Durante los dos años siguientes, el rey evitó los encuentros con su amante, salvo por visitas esporádicas que se limitaban a interesarse por la salud del niño Álvaro, dedicándose en cuerpo y alma a la remodelación y construcción de sus palacios, con especial énfasis en el Monasterio de El Escorial.

La falta de relaciones sexuales con el rey, no preocupaban en absoluto a Isabel, ya que no sólo había concebido un hijo de sangre real, sino que en esos momento era el único heredero varón vivo del monarca. Tales pensamientos estimulaban a Isabel para no cejar en su empeño de intentar retomar su relación con el monarca.
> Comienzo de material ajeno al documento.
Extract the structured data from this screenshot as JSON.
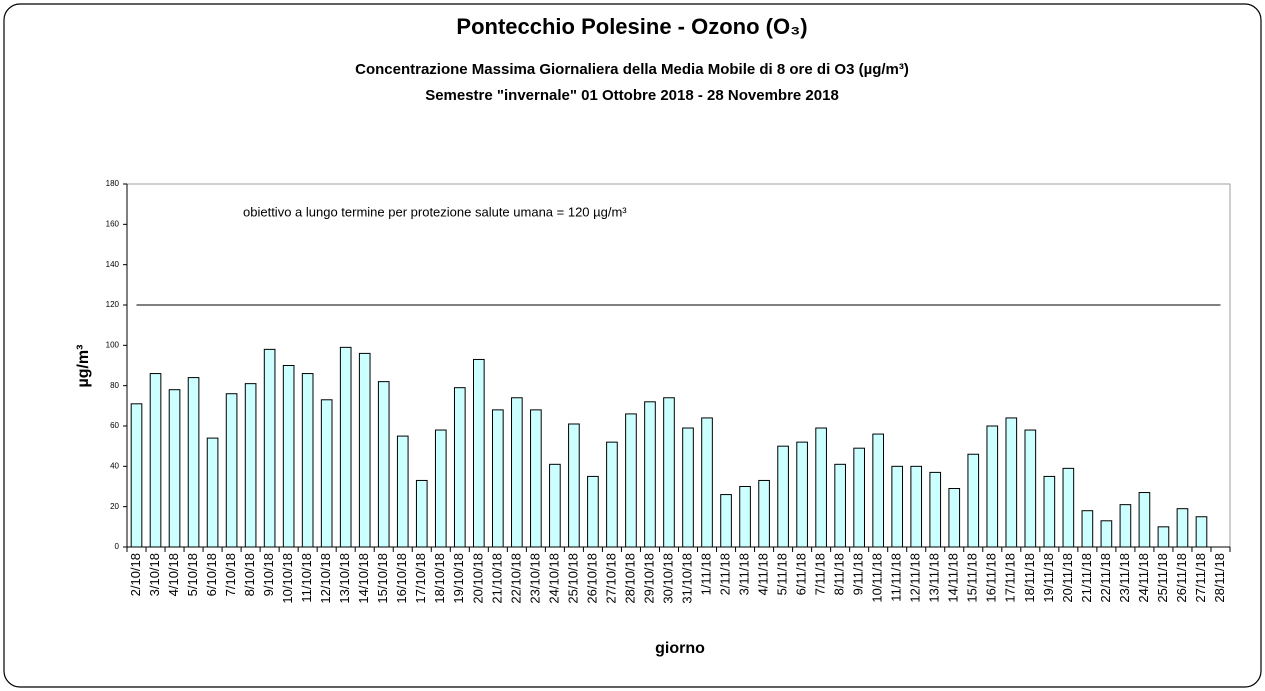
{
  "chart_data": {
    "type": "bar",
    "title": "Pontecchio Polesine - Ozono (O₃)",
    "subtitle": [
      "Concentrazione Massima Giornaliera della Media Mobile di 8 ore di O3 (µg/m³)",
      "Semestre \"invernale\" 01 Ottobre 2018 - 28 Novembre 2018"
    ],
    "annotation": "obiettivo a lungo termine per protezione salute umana = 120 µg/m³",
    "threshold": 120,
    "x_label": "giorno",
    "y_label": "µg/m³",
    "categories": [
      "2/10/18",
      "3/10/18",
      "4/10/18",
      "5/10/18",
      "6/10/18",
      "7/10/18",
      "8/10/18",
      "9/10/18",
      "10/10/18",
      "11/10/18",
      "12/10/18",
      "13/10/18",
      "14/10/18",
      "15/10/18",
      "16/10/18",
      "17/10/18",
      "18/10/18",
      "19/10/18",
      "20/10/18",
      "21/10/18",
      "22/10/18",
      "23/10/18",
      "24/10/18",
      "25/10/18",
      "26/10/18",
      "27/10/18",
      "28/10/18",
      "29/10/18",
      "30/10/18",
      "31/10/18",
      "1/11/18",
      "2/11/18",
      "3/11/18",
      "4/11/18",
      "5/11/18",
      "6/11/18",
      "7/11/18",
      "8/11/18",
      "9/11/18",
      "10/11/18",
      "11/11/18",
      "12/11/18",
      "13/11/18",
      "14/11/18",
      "15/11/18",
      "16/11/18",
      "17/11/18",
      "18/11/18",
      "19/11/18",
      "20/11/18",
      "21/11/18",
      "22/11/18",
      "23/11/18",
      "24/11/18",
      "25/11/18",
      "26/11/18",
      "27/11/18",
      "28/11/18"
    ],
    "values": [
      71,
      86,
      78,
      84,
      54,
      76,
      81,
      98,
      90,
      86,
      73,
      99,
      96,
      82,
      55,
      33,
      58,
      79,
      93,
      68,
      74,
      68,
      41,
      61,
      35,
      52,
      66,
      72,
      74,
      59,
      64,
      26,
      30,
      33,
      50,
      52,
      59,
      41,
      49,
      56,
      40,
      40,
      37,
      29,
      46,
      60,
      64,
      58,
      35,
      39,
      18,
      13,
      21,
      27,
      10,
      19,
      15,
      null
    ],
    "color": "#ccffff",
    "ylim": [
      0,
      180
    ],
    "yticks": [
      0,
      20,
      40,
      60,
      80,
      100,
      120,
      140,
      160,
      180
    ],
    "grid": false
  }
}
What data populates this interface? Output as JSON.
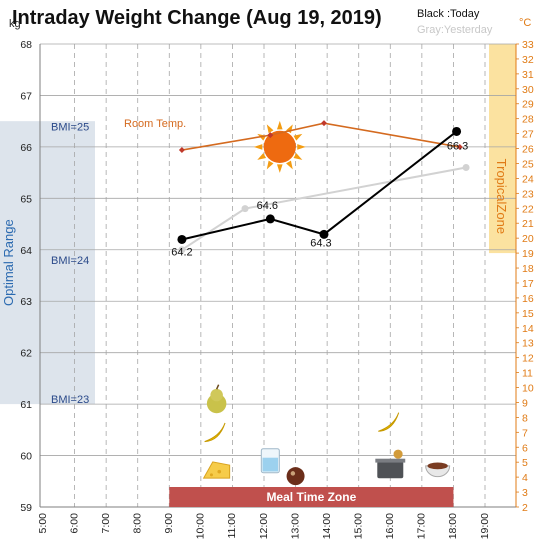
{
  "chart_data": {
    "type": "line",
    "title": "Intraday Weight Change (Aug 19, 2019)",
    "legend": {
      "today": "Black :Today",
      "yesterday": "Gray:Yesterday",
      "placement": "top-right"
    },
    "y_left": {
      "unit": "kg",
      "range": [
        59,
        68
      ],
      "ticks": [
        "68",
        "67",
        "66",
        "65",
        "64",
        "63",
        "62",
        "61",
        "60",
        "59"
      ]
    },
    "y_right": {
      "unit": "°C",
      "range": [
        2,
        33
      ],
      "ticks": [
        "33",
        "32",
        "31",
        "30",
        "29",
        "28",
        "27",
        "26",
        "25",
        "24",
        "23",
        "22",
        "21",
        "20",
        "19",
        "18",
        "17",
        "16",
        "15",
        "14",
        "13",
        "12",
        "11",
        "10",
        "9",
        "8",
        "7",
        "6",
        "5",
        "4",
        "3",
        "2"
      ]
    },
    "x": {
      "range_hours": [
        5,
        19
      ],
      "ticks": [
        "5:00",
        "6:00",
        "7:00",
        "8:00",
        "9:00",
        "10:00",
        "11:00",
        "12:00",
        "13:00",
        "14:00",
        "15:00",
        "16:00",
        "17:00",
        "18:00",
        "19:00"
      ]
    },
    "grid": true,
    "series": [
      {
        "name": "Today",
        "color": "#000000",
        "points": [
          {
            "x": 9.4,
            "y": 64.2,
            "label": "64.2"
          },
          {
            "x": 12.2,
            "y": 64.6,
            "label": "64.6"
          },
          {
            "x": 13.9,
            "y": 64.3,
            "label": "64.3"
          },
          {
            "x": 18.1,
            "y": 66.3,
            "label": "66.3"
          }
        ]
      },
      {
        "name": "Yesterday",
        "color": "#d2d2d2",
        "points": [
          {
            "x": 9.4,
            "y": 64.0
          },
          {
            "x": 11.4,
            "y": 64.8
          },
          {
            "x": 18.4,
            "y": 65.6
          }
        ]
      },
      {
        "name": "Room Temp.",
        "color": "#d46a1f",
        "axis": "right",
        "points": [
          {
            "x": 9.4,
            "y": 25.9
          },
          {
            "x": 12.2,
            "y": 26.9
          },
          {
            "x": 13.9,
            "y": 27.7
          },
          {
            "x": 18.2,
            "y": 26.1
          }
        ]
      }
    ],
    "bands": {
      "optimal": {
        "label": "Optimal Range",
        "range": [
          61,
          66.5
        ],
        "color": "#dde4ec"
      },
      "tropical": {
        "label": "TropicalZone",
        "range_temp": [
          19,
          33
        ],
        "color": "#fbe2a0"
      },
      "meal": {
        "label": "Meal Time Zone",
        "range_hours": [
          9,
          18
        ],
        "color": "#c0504d"
      }
    },
    "bmi_labels": [
      {
        "label": "BMI=25",
        "y": 66.4
      },
      {
        "label": "BMI=24",
        "y": 63.8
      },
      {
        "label": "BMI=23",
        "y": 61.1
      }
    ],
    "series_labels": {
      "room_temp": "Room Temp."
    },
    "icons": [
      {
        "name": "sun-icon",
        "x": 12.5,
        "y": 66.0,
        "size": 26
      },
      {
        "name": "pear-icon",
        "x": 10.5,
        "y": 61.1,
        "size": 13
      },
      {
        "name": "banana-icon",
        "x": 10.5,
        "y": 60.4,
        "size": 12
      },
      {
        "name": "cheese-icon",
        "x": 10.5,
        "y": 59.7,
        "size": 13
      },
      {
        "name": "water-glass-icon",
        "x": 12.2,
        "y": 59.9,
        "size": 12
      },
      {
        "name": "chocolate-icon",
        "x": 13.0,
        "y": 59.6,
        "size": 9
      },
      {
        "name": "banana-icon",
        "x": 16.0,
        "y": 60.6,
        "size": 12
      },
      {
        "name": "cooking-pot-icon",
        "x": 16.0,
        "y": 59.8,
        "size": 13
      },
      {
        "name": "soup-bowl-icon",
        "x": 17.5,
        "y": 59.8,
        "size": 12
      }
    ]
  }
}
Estaba convencida que el duelo por la pérdida de la esposa y el hijo terminaría algún día y todo volvería a ser como antes. Incluso, la situación podría mejorar para su propósito final, ya que por el momento no había razón alguna que impidiese que ella se postulase como futura reina, lo que a la vez facilitaría el camino a su hijo Álvaro como príncipe heredero.

Por ello, además de dedicarse a criar a su hijo en el saludable ambiente del Parque de la Fresneda, se acercaba cada semana a las inmediaciones de las obras del monasterio. Su intención no era otra que hacerse la encontradiza con el rey, con el firme propósito de despertar su atención.

En numerosas ocasiones Isabel divisó al monarca, pero nunca consiguió aproximarse lo suficiente para dejarse ver, ya que Felipe II siempre llegaba rodeado de cortesanos. Además, su guardia personal no permitía que nadie se acercase al rey.

No obstante y aunque era consciente, después de varios intentos, de que sólo podría encontrarse con el soberano cuando éste lo tuviese a bien, Isabel seguía visitando regularmente las obras del monasterio cautivada por el avance de las mismas, y siendo consciente de la magnitud de la edificación que día a día iba tomando forma para convertirse en algo realmente colosal.

Aquello se asemejaba a un hormiguero gigante, en el que las hormigas eran la cantidad de artesanos y obreros de los distintos oficios que se contaban por millares. La actividad era frenética y había numerosos artilugios que alguien explicó que se llamaban grúas. Tal y como pudo observar la propia Isabel, servían para elevar los enormes y pesados sillares de granito. Poco a poco, convenientemente colocados unos sobre otros iban conformando la gran y compacta mole granítica que estaba aflorando donde antes sólo estaba la falda de una montaña pelada. La imagen era la de una enorme edificación surgiendo de las entrañas de la tierra, como si los montes circundantes se encargasen de acunarla y protegerla.

Toda la actividad económica, consecuencia de la construcción del Monasterio, inevitablemente trajo asociada al mismo tiempo un submundo de delincuencia, pobreza y degeneración.

En aquellos tiempos, no era extraño ver como se aproximaban a El Escorial numerosos mendigos, algunos de ellos ciegos con sus lazarillos. También afloraron en las calles y tabernas numerosas prostitutas que vendían su cuerpo a cualquiera sin recato alguno. Adicionalmente, aumentaron el pillaje y las borracheras, con sus correspondientes disturbios, los cuales se acrecentaban los días en los que los obreros del Monasterio percibían su salario.

Esa población paralela se fue configurando alrededor de aquellos trabajadores, junto con la instalación de diferentes negocios para dar servicio a los propios trabajadores y a las gentes de la corte. Los cortesanos, se desplazaban a El Escorial cada vez con más asiduidad, y así la pequeña población original se fue convirtiendo en un urbe con actividades políticas, comerciales, artísticas y culturales de unas dimensiones considerables.